1.5kg beef rump roast/bottom round or “Tafelspitz”
2 bottles red wine
2 tsp all-spice
2 tsp juniper berry
2 tsp black peppercorns
4 bay leaves
250ml red wine vinegar
1. Chopp 2 onions in slices and crush the spices lightly in a mortar. Put everything to a bowl.
2. Add red wine and vinegar
3. Here the “Tafelspitz”
4. Add the meat to the marinade and add some clingfilm and put in the fridge for 3-5 days.
5. After 3-5 days use paper towels to keep the meat dry
6. Then sauté the meat in oil in a dutch oven or a STAUB cocotte like me on both sides for 2-4min. Also add some salt.

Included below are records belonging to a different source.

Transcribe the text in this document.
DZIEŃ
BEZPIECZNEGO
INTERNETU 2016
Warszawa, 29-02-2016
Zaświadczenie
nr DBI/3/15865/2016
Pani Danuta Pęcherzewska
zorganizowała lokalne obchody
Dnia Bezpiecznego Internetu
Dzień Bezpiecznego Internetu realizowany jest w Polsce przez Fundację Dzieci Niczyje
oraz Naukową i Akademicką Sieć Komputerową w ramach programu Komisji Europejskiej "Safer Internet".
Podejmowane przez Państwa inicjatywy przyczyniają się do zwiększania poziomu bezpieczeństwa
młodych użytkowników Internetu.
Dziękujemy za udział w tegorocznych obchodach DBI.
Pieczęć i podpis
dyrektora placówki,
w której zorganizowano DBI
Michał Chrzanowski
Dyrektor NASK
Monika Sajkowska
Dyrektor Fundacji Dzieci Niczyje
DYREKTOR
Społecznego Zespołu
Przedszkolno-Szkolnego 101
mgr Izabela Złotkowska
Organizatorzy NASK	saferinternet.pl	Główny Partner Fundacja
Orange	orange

7. Add 2 chopped carrots&onions and also sauté.
8. Add part of the marinade to the meat. But not everything. The meat must be 2/3 in liquid. I also added 2-3 carrots extra. Turn on the heat until the liquid is bubbling. Add a lid and put in the pre-heated oven for 3h by 150C/300F.
9. The sauce is very thin, so you have to thicken it. Use what you prefer. I removed part of the cooking sauce to a sauteuse and cooked it on high heat and add some carrots slices to thicken the sauce. I used a hand blender.